İnsan kurban etme, Sami (Musevılerın ataları sayılır) toplulukları arasında büyük önem taşır..Kenan(İsrail) ülkesinde , bereketle ilgili olarak , doğanın çevrimini yöneten ‘’İlahlara insan kurban edilmişdir.. (İlah Kenan-Israil ilkesinde din adamları ,üstün bilge insanlar) Cahiliye devrinde (döneminde) Araplarıda , tanrının öfkesini yatıştırmak için en değerli evlat olarak erkek çocuğu kurban olarak sunmuşlardır...İnsan kurban etme geleneğinin izleri Sami kökenli ‘’göksel ‘’ (Semavi) dinlerdede sürmüşdür....

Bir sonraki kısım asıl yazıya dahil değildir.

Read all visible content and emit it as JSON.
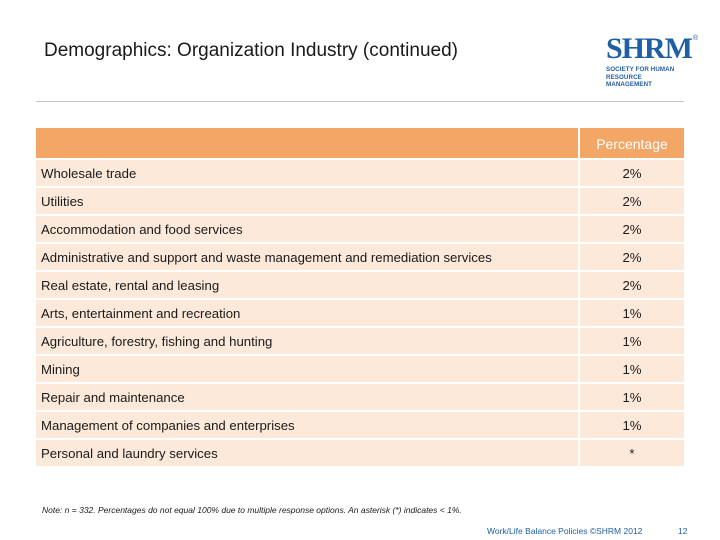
{
  "header": {
    "title": "Demographics: Organization Industry (continued)"
  },
  "logo": {
    "letters": "SHRM",
    "registered": "®",
    "line1": "SOCIETY FOR HUMAN",
    "line2": "RESOURCE MANAGEMENT",
    "color": "#1f5fa3"
  },
  "table": {
    "header_color": "#f4a667",
    "row_color": "#fde9d9",
    "column_header": "Percentage",
    "rows": [
      {
        "label": "Wholesale trade",
        "value": "2%"
      },
      {
        "label": " Utilities",
        "value": "2%"
      },
      {
        "label": "Accommodation and food services",
        "value": "2%"
      },
      {
        "label": "Administrative and support and waste management and remediation services",
        "value": "2%"
      },
      {
        "label": "Real estate, rental and leasing",
        "value": "2%"
      },
      {
        "label": "Arts, entertainment and recreation",
        "value": "1%"
      },
      {
        "label": "Agriculture, forestry, fishing and hunting",
        "value": "1%"
      },
      {
        "label": "Mining",
        "value": "1%"
      },
      {
        "label": "Repair and maintenance",
        "value": "1%"
      },
      {
        "label": "Management of companies and enterprises",
        "value": "1%"
      },
      {
        "label": "Personal and laundry services",
        "value": "*"
      }
    ]
  },
  "note": "Note: n = 332. Percentages do not equal 100% due to multiple response options. An asterisk (*) indicates < 1%.",
  "footer": {
    "text": "Work/Life Balance Policies ©SHRM 2012",
    "page_number": "12"
  }
}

Eski Hun’larda insan kurban etme geleneğinin varlığını düşündürecek olgulara rastlanmaktadır..Mesela eski Asya Hun’larında ‘’ölüyü izleme’’ (yakınlarının ölüyle birlikde gömülmesi)den söz eden Çince belgeler bulunmuşdur..Bunların en sivrisi , Asya Hunlarına sığınan bir Çinli Komutanın kurban edildiğine ilişkin Çince bir belgedir...Bunlara ayrıca VI. yy’da yaşamış tarihçi Jordones’in Attila’nın ölümü dolayısıyla birçok kişinin öldürülerek mezara gömüldüğünü belirtmesini ve Göktürk hanlarının mezarları başında düşman orduları komutanlarının kurban edildiği savını eklemekde yarar var...

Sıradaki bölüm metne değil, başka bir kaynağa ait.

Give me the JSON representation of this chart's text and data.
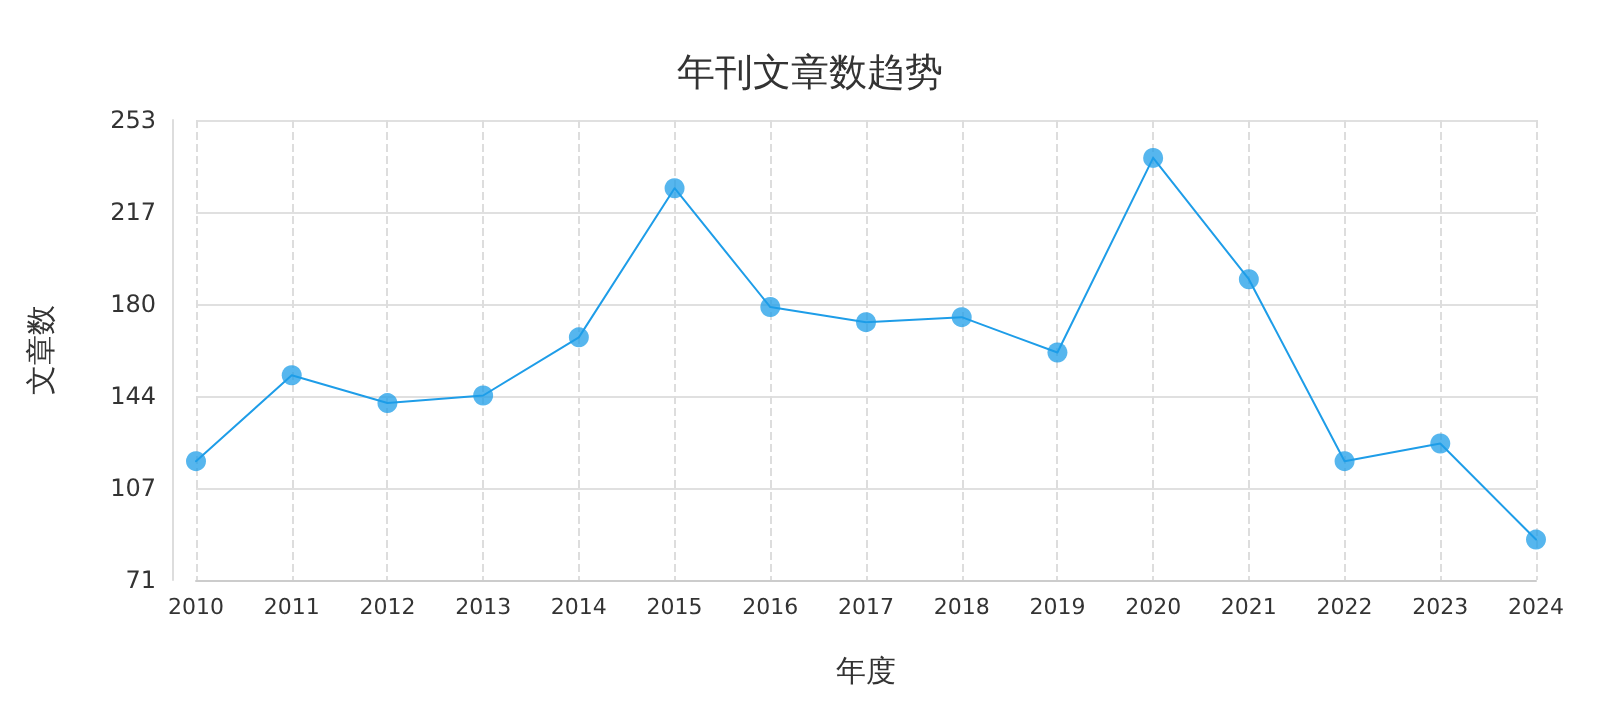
{
  "chart_data": {
    "type": "line",
    "title": "年刊文章数趋势",
    "xlabel": "年度",
    "ylabel": "文章数",
    "categories": [
      "2010",
      "2011",
      "2012",
      "2013",
      "2014",
      "2015",
      "2016",
      "2017",
      "2018",
      "2019",
      "2020",
      "2021",
      "2022",
      "2023",
      "2024"
    ],
    "series": [
      {
        "color": "#1e9de8",
        "values": [
          118,
          152,
          141,
          144,
          167,
          226,
          179,
          173,
          175,
          161,
          238,
          190,
          118,
          125,
          87
        ]
      }
    ],
    "ylim": [
      71,
      253
    ],
    "yticks": [
      {
        "value": 71,
        "label": "71"
      },
      {
        "value": 107.4,
        "label": "107"
      },
      {
        "value": 143.8,
        "label": "144"
      },
      {
        "value": 180.2,
        "label": "180"
      },
      {
        "value": 216.6,
        "label": "217"
      },
      {
        "value": 253,
        "label": "253"
      }
    ],
    "grid": true,
    "marker": "circle",
    "line_style": "solid"
  }
}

Çin komutanın ‘’kurban’’ edilmesi konusı ise ilginçdir. Çin komutan savaş sırasında, Hun’lara sığınınca ,Hun hükümdarı Çin komutanı toprak tanrısına ‘’kurban’’ olarak sunmuş..Bunun üzerine Hun hükümdarı Gök-Tanrıının azabından korttuğu için birde ‘’mabet’’ yeri yapmışdır. (Mabet ,ibadet evı)

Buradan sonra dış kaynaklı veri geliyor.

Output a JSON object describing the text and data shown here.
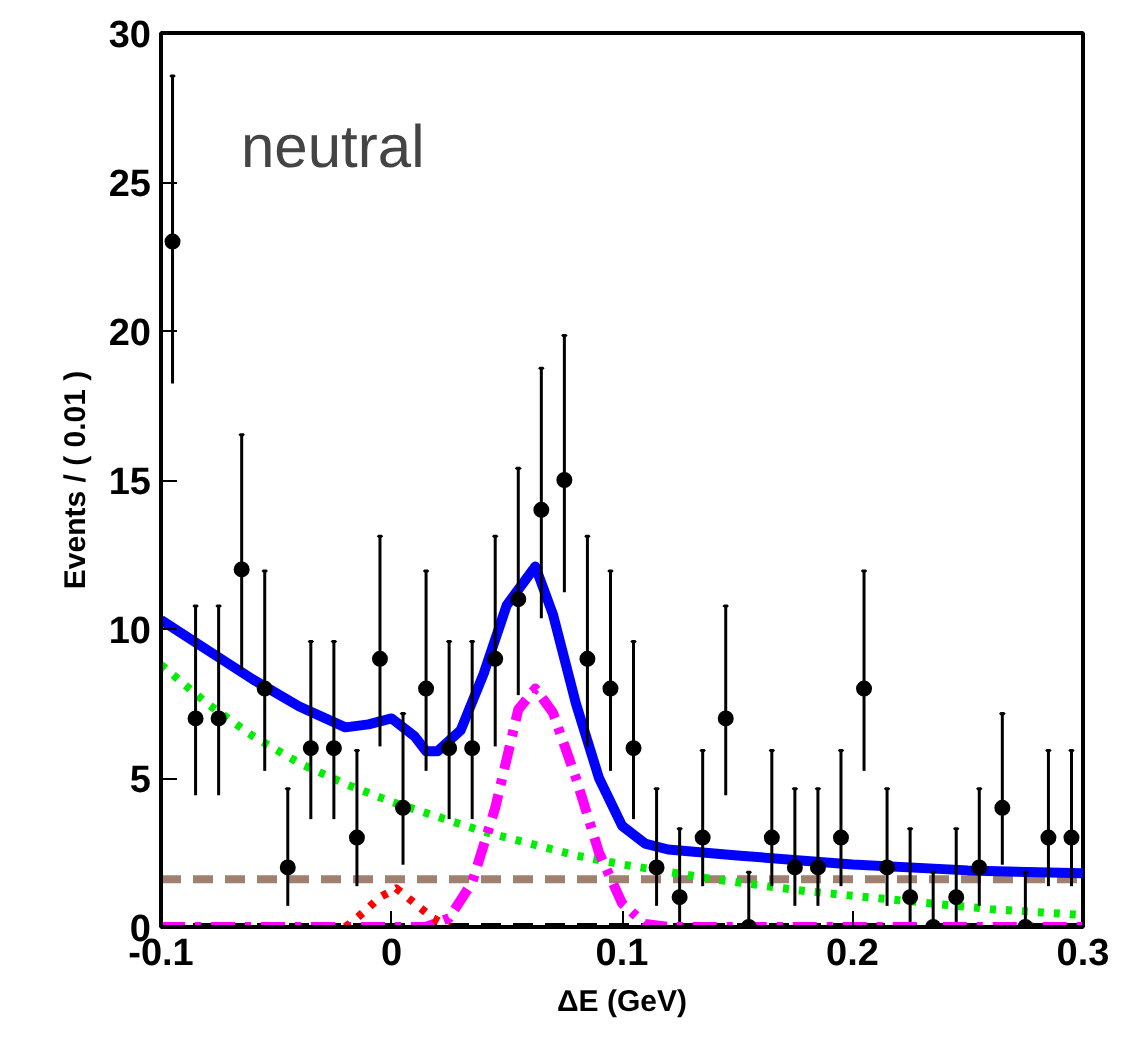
{
  "chart_data": {
    "type": "line",
    "xlabel": "ΔE (GeV)",
    "ylabel": "Events / ( 0.01 )",
    "annotations": [
      "neutral"
    ],
    "xlim": [
      -0.1,
      0.3
    ],
    "xticks": [
      -0.1,
      0,
      0.1,
      0.2,
      0.3
    ],
    "ylim": [
      0,
      30
    ],
    "yticks": [
      0,
      5,
      10,
      15,
      20,
      25,
      30
    ],
    "series": [
      {
        "color": "#a08070",
        "line_style": "dashed",
        "x": [
          -0.1,
          0.3
        ],
        "values": [
          1.6,
          1.6
        ]
      },
      {
        "color": "#000000",
        "line_style": "dashed",
        "x": [
          -0.1,
          0.3
        ],
        "values": [
          0,
          0
        ]
      },
      {
        "color": "#00ee00",
        "line_style": "dotted",
        "x": [
          -0.1,
          -0.08,
          -0.06,
          -0.04,
          -0.02,
          0,
          0.02,
          0.04,
          0.06,
          0.08,
          0.1,
          0.14,
          0.18,
          0.22,
          0.26,
          0.3
        ],
        "values": [
          8.8,
          7.5,
          6.4,
          5.5,
          4.8,
          4.2,
          3.7,
          3.2,
          2.8,
          2.4,
          2.1,
          1.6,
          1.2,
          0.9,
          0.6,
          0.4
        ]
      },
      {
        "color": "#ff00ff",
        "line_style": "dashdot",
        "x": [
          -0.1,
          0.015,
          0.025,
          0.035,
          0.045,
          0.055,
          0.0624,
          0.07,
          0.08,
          0.09,
          0.1,
          0.11,
          0.12,
          0.3
        ],
        "values": [
          0,
          0,
          0.3,
          1.5,
          4,
          7.3,
          8,
          7.2,
          5,
          2.5,
          0.8,
          0.1,
          0,
          0
        ]
      },
      {
        "color": "#ff0000",
        "line_style": "dotted",
        "x": [
          -0.02,
          -0.015,
          -0.005,
          0.002,
          0.01,
          0.018,
          0.025
        ],
        "values": [
          0,
          0.3,
          1.0,
          1.3,
          0.8,
          0.3,
          0
        ]
      },
      {
        "color": "#0000ff",
        "line_style": "solid",
        "x": [
          -0.1,
          -0.08,
          -0.06,
          -0.04,
          -0.02,
          -0.01,
          0,
          0.01,
          0.015,
          0.02,
          0.03,
          0.04,
          0.05,
          0.0624,
          0.07,
          0.08,
          0.09,
          0.1,
          0.11,
          0.12,
          0.15,
          0.2,
          0.25,
          0.3
        ],
        "values": [
          10.3,
          9.3,
          8.3,
          7.4,
          6.7,
          6.8,
          7.0,
          6.4,
          5.9,
          5.9,
          6.6,
          8.5,
          10.8,
          12.1,
          10.5,
          7.5,
          5,
          3.4,
          2.8,
          2.6,
          2.4,
          2.1,
          1.9,
          1.8
        ]
      },
      {
        "type": "scatter",
        "color": "#000000",
        "marker": "circle",
        "x": [
          -0.095,
          -0.085,
          -0.075,
          -0.065,
          -0.055,
          -0.045,
          -0.035,
          -0.025,
          -0.015,
          -0.005,
          0.005,
          0.015,
          0.025,
          0.035,
          0.045,
          0.055,
          0.065,
          0.075,
          0.085,
          0.095,
          0.105,
          0.115,
          0.125,
          0.135,
          0.145,
          0.155,
          0.165,
          0.175,
          0.185,
          0.195,
          0.205,
          0.215,
          0.225,
          0.235,
          0.245,
          0.255,
          0.265,
          0.275,
          0.285,
          0.295
        ],
        "values": [
          23,
          7,
          7,
          12,
          8,
          2,
          6,
          6,
          3,
          9,
          4,
          8,
          6,
          6,
          9,
          11,
          14,
          15,
          9,
          8,
          6,
          2,
          1,
          3,
          7,
          0,
          3,
          2,
          2,
          3,
          8,
          2,
          1,
          0,
          1,
          2,
          4,
          0,
          3,
          3
        ],
        "errors": [
          [
            18.24,
            28.56
          ],
          [
            4.42,
            10.77
          ],
          [
            4.42,
            10.77
          ],
          [
            8.62,
            16.52
          ],
          [
            5.24,
            11.95
          ],
          [
            0.71,
            4.64
          ],
          [
            3.62,
            9.58
          ],
          [
            3.62,
            9.58
          ],
          [
            1.37,
            5.92
          ],
          [
            6.06,
            13.11
          ],
          [
            2.09,
            7.16
          ],
          [
            5.24,
            11.95
          ],
          [
            3.62,
            9.58
          ],
          [
            3.62,
            9.58
          ],
          [
            6.06,
            13.11
          ],
          [
            7.78,
            15.39
          ],
          [
            10.36,
            18.75
          ],
          [
            11.23,
            19.85
          ],
          [
            6.06,
            13.11
          ],
          [
            5.24,
            11.95
          ],
          [
            3.62,
            9.58
          ],
          [
            0.71,
            4.64
          ],
          [
            0.17,
            3.3
          ],
          [
            1.37,
            5.92
          ],
          [
            4.42,
            10.77
          ],
          [
            0,
            1.84
          ],
          [
            1.37,
            5.92
          ],
          [
            0.71,
            4.64
          ],
          [
            0.71,
            4.64
          ],
          [
            1.37,
            5.92
          ],
          [
            5.24,
            11.95
          ],
          [
            0.71,
            4.64
          ],
          [
            0.17,
            3.3
          ],
          [
            0,
            1.84
          ],
          [
            0.17,
            3.3
          ],
          [
            0.71,
            4.64
          ],
          [
            2.09,
            7.16
          ],
          [
            0,
            1.84
          ],
          [
            1.37,
            5.92
          ],
          [
            1.37,
            5.92
          ]
        ]
      }
    ]
  }
}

Görüyoruz ki hangi inanış yada hangi ırk olursa olsun Tanrı'ya bir 'kurban etmek' durumu söz konusu. Fakat yazının başında da söylediğim gibi, sizce herhangi bir Tanrı'nın sizin ona inandığınızı ispatlamanız için yada istediğiniz bir şeyin yerine getirilmesi için (bknz.Dua) kendi yarattığı bir canlıyı, kendisine kurban etmenize ihtiyacı var mı? Bütün inanışlarda kurban etme ritüeli farklı yansıtılıyor çünkü her inanışın Tanrısı farklı. Fakat ister hayvan olsun ister insan olsun Tanrılara kurban edilerek hiçbir sorunun çözüldüğü, hiçbir ihtiyacın giderildiği görülmemiştir. (bknz.Apocalypto)
Unutmayın! Tek İhtiyacınız Olan Şey Vicdanınız.